Monday, January 24, 2011

Kung Pow Chicken

my little brother and i sat at a restaurant table facing a big window that looked out at one of the Shanghai malls. people passed. then more people passed. an endless river of persons, which the world had come to see as one body: china

we spent the new year in Shanghai visiting my father, and perhaps the most reoccurring inhabitant in my eyes was the reoccurring inhabitants. no matter where we went: the underground tram, the business and shopping centers, even just stepping out into the street, the people molded into one mass, each with his or her own destination, but moving there together.

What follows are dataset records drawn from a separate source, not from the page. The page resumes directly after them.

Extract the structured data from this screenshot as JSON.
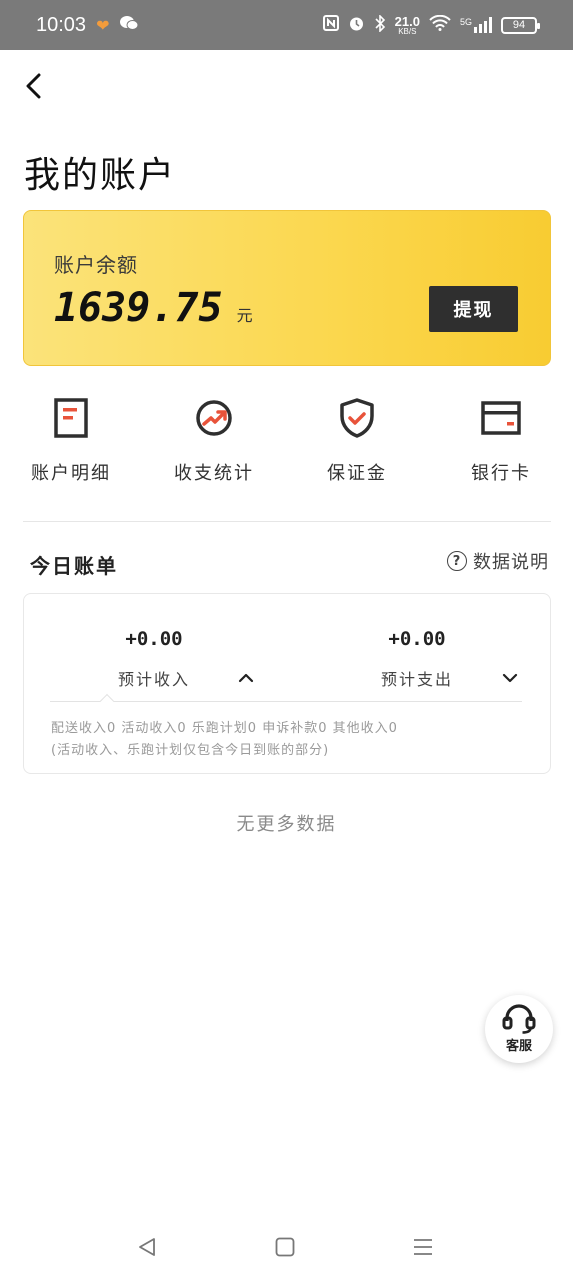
{
  "status_bar": {
    "time": "10:03",
    "net_speed": "21.0",
    "net_unit": "KB/S",
    "network": "5G",
    "battery": "94"
  },
  "header": {
    "title": "我的账户"
  },
  "balance": {
    "label": "账户余额",
    "amount": "1639.75",
    "unit": "元",
    "withdraw_label": "提现"
  },
  "shortcuts": [
    {
      "label": "账户明细",
      "icon": "document-icon"
    },
    {
      "label": "收支统计",
      "icon": "trend-chart-icon"
    },
    {
      "label": "保证金",
      "icon": "shield-check-icon"
    },
    {
      "label": "银行卡",
      "icon": "bank-card-icon"
    }
  ],
  "today_bill": {
    "title": "今日账单",
    "help_label": "数据说明",
    "income": {
      "value": "+0.00",
      "label": "预计收入"
    },
    "expense": {
      "value": "+0.00",
      "label": "预计支出"
    },
    "detail_line1": "配送收入0 活动收入0 乐跑计划0 申诉补款0 其他收入0",
    "detail_line2": "(活动收入、乐跑计划仅包含今日到账的部分)"
  },
  "no_more": "无更多数据",
  "service": {
    "label": "客服"
  },
  "colors": {
    "card_gradient_start": "#fbe37a",
    "card_gradient_end": "#f8cc32",
    "accent_red": "#e8533a",
    "button_dark": "#2f2f2f"
  }
}
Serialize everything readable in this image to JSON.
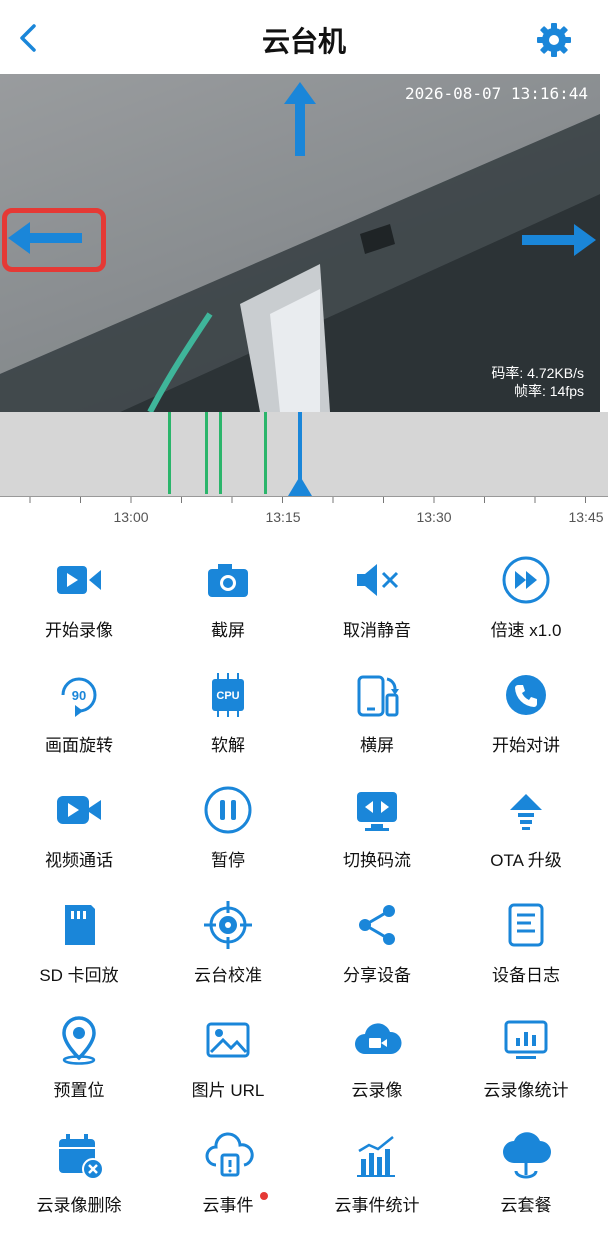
{
  "header": {
    "title": "云台机"
  },
  "video": {
    "timestamp": "2026-08-07  13:16:44",
    "bitrate": "码率: 4.72KB/s",
    "framerate": "帧率: 14fps"
  },
  "timeline": {
    "labels": [
      "13:00",
      "13:15",
      "13:30",
      "13:45"
    ]
  },
  "accent": "#1a86d9",
  "controls": [
    {
      "label": "开始录像",
      "icon": "video-camera-icon"
    },
    {
      "label": "截屏",
      "icon": "camera-icon"
    },
    {
      "label": "取消静音",
      "icon": "mute-icon"
    },
    {
      "label": "倍速 x1.0",
      "icon": "fast-forward-icon"
    },
    {
      "label": "画面旋转",
      "icon": "rotate-90-icon"
    },
    {
      "label": "软解",
      "icon": "cpu-icon"
    },
    {
      "label": "横屏",
      "icon": "landscape-icon"
    },
    {
      "label": "开始对讲",
      "icon": "phone-icon"
    },
    {
      "label": "视频通话",
      "icon": "video-call-icon"
    },
    {
      "label": "暂停",
      "icon": "pause-icon"
    },
    {
      "label": "切换码流",
      "icon": "switch-stream-icon"
    },
    {
      "label": "OTA 升级",
      "icon": "upgrade-icon"
    },
    {
      "label": "SD 卡回放",
      "icon": "sd-card-icon"
    },
    {
      "label": "云台校准",
      "icon": "crosshair-icon"
    },
    {
      "label": "分享设备",
      "icon": "share-icon"
    },
    {
      "label": "设备日志",
      "icon": "log-icon"
    },
    {
      "label": "预置位",
      "icon": "location-pin-icon"
    },
    {
      "label": "图片 URL",
      "icon": "image-icon"
    },
    {
      "label": "云录像",
      "icon": "cloud-video-icon"
    },
    {
      "label": "云录像统计",
      "icon": "chart-monitor-icon"
    },
    {
      "label": "云录像删除",
      "icon": "calendar-delete-icon"
    },
    {
      "label": "云事件",
      "icon": "cloud-event-icon"
    },
    {
      "label": "云事件统计",
      "icon": "bar-chart-icon"
    },
    {
      "label": "云套餐",
      "icon": "cloud-plan-icon"
    }
  ]
}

In uganda, we have a few areas, especially in the capital that are like this; where one has to push and slide through if one wants to move. but it was different in Shanghai. In Uganda, no matter where you are, the busy city or the seemingly lonely village, there are eyes peering at you. Normally the eyes belong to a small boy or girl, silently and curiously looking from behind his mother or around some tall grasses. He's looking at this strange singularity he's never seen. You're interesting, whether you want to be or not. But in China, I wasn't interesting. Though we might have been the only three foreigners on the street or in the metro, no one seemed to notice. I could look around at all the surrounding eyes, and for the first time in a long time, none of those eyes were looking back. I don't know how I feel about this. It's peaceful, easy, but strangely individual and alone also, i think. Every one's doing his or her own thing, and you should too. Maybe i never noticed it before, but when you see that person looking at you, you realize they're silently inquiring, wondering about you, and though oftentimes it certainly seems invasive, like an attack on your privacy, before you know it, you're wondering about them too. You're aware of another, and maybe that's a good thing.

my brother and i spent a little over a week in Shanghai. we rode to the top of Pearl Tower and looked out at a city as vast and busy as I've even seen. Dad took us to The Bund, a cityscape stretched out across the entire horizon, bordered by the freight and steam slowly drifting off a snaking river. We climbed the stone steps of a Buddhist temple, lit incense, and watched as an aroma of ancient transcendence and unswerving devotion wafted through the shrines. We rode the underground metro to wherever it would take us: Shanghai University, the Museum of Science and Industry, a community of houses and shops where people much like us lived lives that probably weren't all that different either.

For lunch, Neeko and I would find the smallest noodle shop possible, point to the picture of what we wanted, and slurp noodles gripped between struggling chop sticks. For dinner, Dad would take us to eat at the best restaurants I've even eaten at (yes, even better than the peanut butter sandwich which served as my staple food for the past decade). Glistening chicken bathed in flavor, vegies cooked in garlic and butter, dumplings and Saki that made me smile in more ways than one!

But better than all, and continuing to be one of the most amazing facets of life no matter where it congeals, I got to spend time with my family. Riding the metro, watching TV, sprinting to the nearest restroom, it's always more with the fam. But the dumplings were a close second. Kung Pow!